I valori di questo parametro sono i seguenti.

Valore descrizione;
ALWAYS Durante la creazione, le tablespace vengono cifrate in modo trasparente con l'algoritmo AES128 a meno che non venga specificato un altro algoritmo nella clausola ENCRYPTION.
CLOUD_ONLY Le tablespace create in un database Exadata vengono cifrate in modo trasparente con l'algoritmo AES128 a meno che non venga specificato un algoritmo diverso nella clausola ENCRYPTION. Per i database non cloud, le tablespace vengono cifrate solo se viene specificata la clausola ENCRYPTION. ENCRYPTION è il valore predefinito.

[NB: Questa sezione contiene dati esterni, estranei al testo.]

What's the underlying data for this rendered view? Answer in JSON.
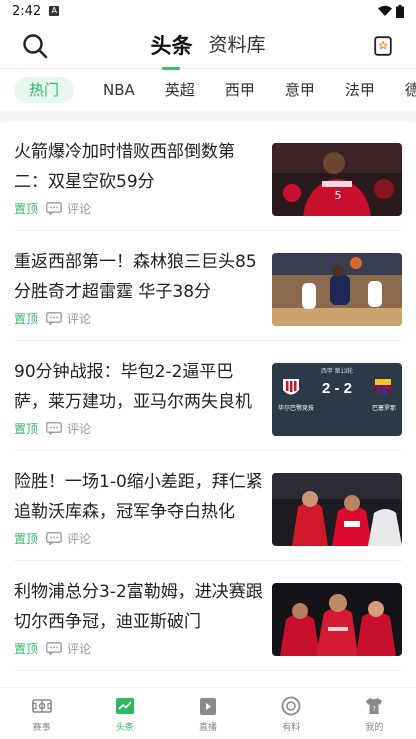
{
  "status": {
    "time": "2:42"
  },
  "header": {
    "tabs": [
      {
        "label": "头条",
        "active": true
      },
      {
        "label": "资料库",
        "active": false
      }
    ]
  },
  "categories": [
    {
      "label": "热门",
      "active": true
    },
    {
      "label": "NBA",
      "active": false
    },
    {
      "label": "英超",
      "active": false
    },
    {
      "label": "西甲",
      "active": false
    },
    {
      "label": "意甲",
      "active": false
    },
    {
      "label": "法甲",
      "active": false
    },
    {
      "label": "德甲",
      "active": false
    }
  ],
  "articles": [
    {
      "title": "火箭爆冷加时惜败西部倒数第二：双星空砍59分",
      "tag": "置顶",
      "comment_label": "评论",
      "thumb": "basketball-rockets"
    },
    {
      "title": "重返西部第一！森林狼三巨头85分胜奇才超雷霆 华子38分",
      "tag": "置顶",
      "comment_label": "评论",
      "thumb": "basketball-dunk"
    },
    {
      "title": "90分钟战报：毕包2-2逼平巴萨，莱万建功，亚马尔两失良机",
      "tag": "置顶",
      "comment_label": "评论",
      "thumb": "score-card",
      "score_card": {
        "top": "西甲 第13轮",
        "score": "2 - 2",
        "home": "毕尔巴鄂竞技",
        "away": "巴塞罗那"
      }
    },
    {
      "title": "险胜！一场1-0缩小差距，拜仁紧追勒沃库森，冠军争夺白热化",
      "tag": "置顶",
      "comment_label": "评论",
      "thumb": "football-red"
    },
    {
      "title": "利物浦总分3-2富勒姆，进决赛跟切尔西争冠，迪亚斯破门",
      "tag": "置顶",
      "comment_label": "评论",
      "thumb": "football-liverpool"
    }
  ],
  "bottom_nav": [
    {
      "label": "赛事",
      "icon": "stadium-icon",
      "active": false
    },
    {
      "label": "头条",
      "icon": "news-chart-icon",
      "active": true
    },
    {
      "label": "直播",
      "icon": "live-play-icon",
      "active": false
    },
    {
      "label": "有料",
      "icon": "discover-icon",
      "active": false
    },
    {
      "label": "我的",
      "icon": "jersey-icon",
      "active": false
    }
  ],
  "colors": {
    "accent": "#2fb863",
    "accent_bg": "#e9f8ee"
  }
}
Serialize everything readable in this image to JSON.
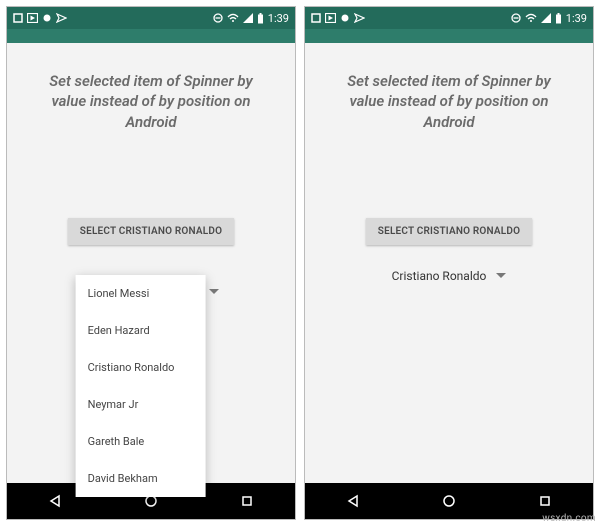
{
  "status": {
    "time": "1:39",
    "icons_left": [
      "square-icon",
      "play-box-icon",
      "circle-icon",
      "send-icon"
    ],
    "icons_right": [
      "minus-circle-icon",
      "wifi-icon",
      "signal-icon",
      "battery-icon"
    ]
  },
  "title": "Set selected item of Spinner by value instead of by position on Android",
  "button_label": "SELECT CRISTIANO RONALDO",
  "spinner": {
    "selected_closed": "Cristiano Ronaldo",
    "options": [
      "Lionel Messi",
      "Eden Hazard",
      "Cristiano Ronaldo",
      "Neymar Jr",
      "Gareth Bale",
      "David Bekham"
    ]
  },
  "watermark": "wsxdn.com"
}
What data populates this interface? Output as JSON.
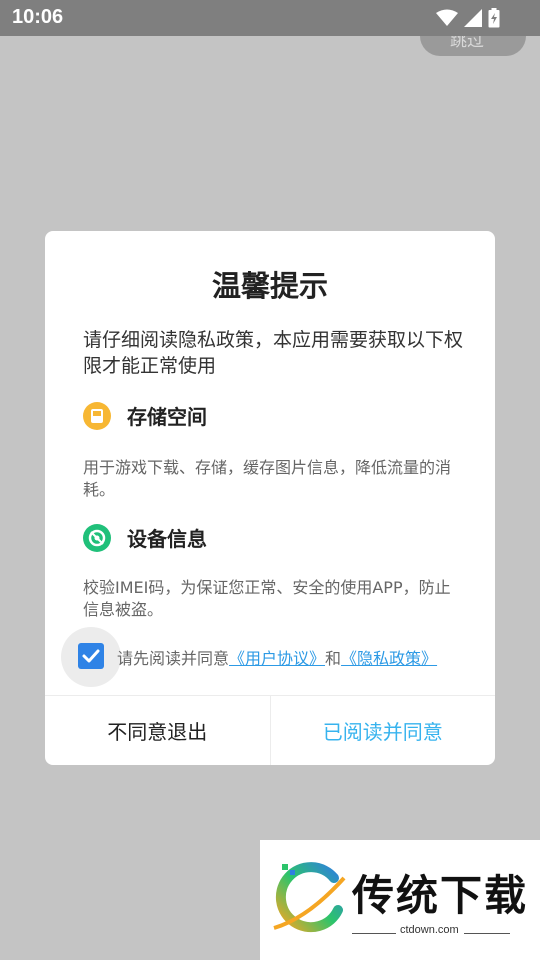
{
  "status_bar": {
    "time": "10:06",
    "icons": [
      "wifi-icon",
      "signal-icon",
      "battery-icon"
    ]
  },
  "background": {
    "skip_label": "跳过"
  },
  "dialog": {
    "title": "温馨提示",
    "intro": "请仔细阅读隐私政策，本应用需要获取以下权限才能正常使用",
    "permissions": [
      {
        "icon": "storage-icon",
        "title": "存储空间",
        "desc": "用于游戏下载、存储，缓存图片信息，降低流量的消耗。",
        "color": "#f7b733"
      },
      {
        "icon": "device-info-icon",
        "title": "设备信息",
        "desc": "校验IMEI码，为保证您正常、安全的使用APP，防止信息被盗。",
        "color": "#20c07a"
      }
    ],
    "agreement": {
      "checked": true,
      "prefix": "请先阅读并同意",
      "user_agreement": "《用户协议》",
      "connector": "和",
      "privacy_policy": "《隐私政策》"
    },
    "buttons": {
      "decline": "不同意退出",
      "accept": "已阅读并同意"
    }
  },
  "watermark": {
    "brand": "传统下载",
    "url": "ctdown.com"
  },
  "colors": {
    "accent": "#37b3ee",
    "link": "#2d9ae5",
    "checkbox": "#2f83e6"
  }
}
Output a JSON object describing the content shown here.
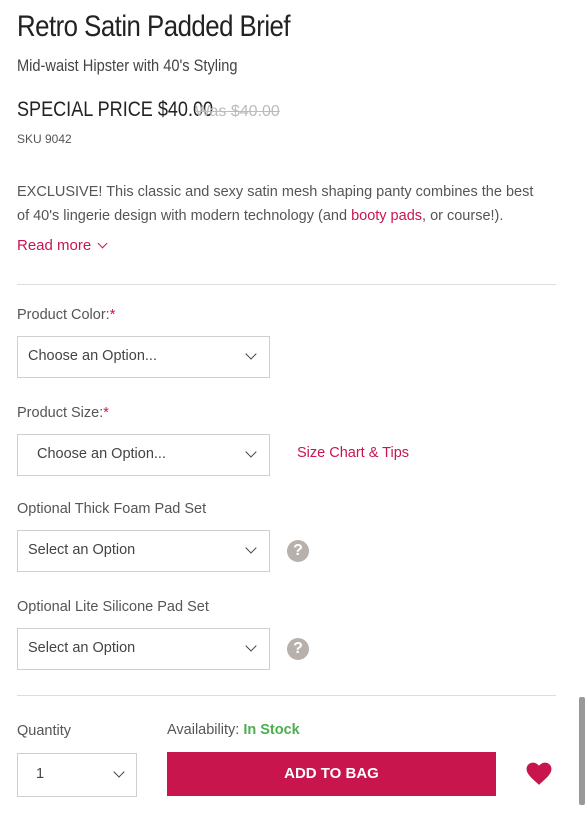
{
  "product": {
    "title": "Retro Satin Padded Brief",
    "subtitle": "Mid-waist Hipster with 40's Styling",
    "special_price": "SPECIAL PRICE $40.00",
    "was_price": "Was $40.00",
    "sku": "SKU 9042",
    "description_before": "EXCLUSIVE! This classic and sexy satin mesh shaping panty combines the best of 40's lingerie design with modern technology (and ",
    "description_link": "booty pads",
    "description_after": ", or course!).",
    "read_more": "Read more"
  },
  "options": {
    "color_label": "Product Color:",
    "color_required": "*",
    "color_value": "Choose an Option...",
    "size_label": "Product Size:",
    "size_required": "*",
    "size_value": "Choose an Option...",
    "size_chart_link": "Size Chart & Tips",
    "foam_label": "Optional Thick Foam Pad Set",
    "foam_value": "Select an Option",
    "silicone_label": "Optional Lite Silicone Pad Set",
    "silicone_value": "Select an Option",
    "help_glyph": "?"
  },
  "purchase": {
    "quantity_label": "Quantity",
    "quantity_value": "1",
    "availability_label": "Availability:",
    "availability_status": "In Stock",
    "add_to_bag": "ADD TO BAG"
  },
  "colors": {
    "accent": "#c8154e",
    "in_stock": "#4cae4c",
    "help_icon": "#b8b0aa"
  },
  "icons": [
    "chevron-down-icon",
    "question-icon",
    "heart-icon"
  ]
}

DDL Durante la creazione, le tablespace non vengono cifrate in modo trasparente per impostazione predefinita e vengono cifrate solo se viene specificata la clausola ENCRYPTION.
Nota

Con Oracle Database 12c Release 2 (12.2) o successiva, non è più possibile creare una tablespace non cifrata in un database Exadata. Se si imposta ENCRYPT_NEW_TABLESPACES su DDL e si esegue un comando CREATE TABLESPACE senza specificare una clausola ENCRYPTION, viene restituito un messaggio di errore.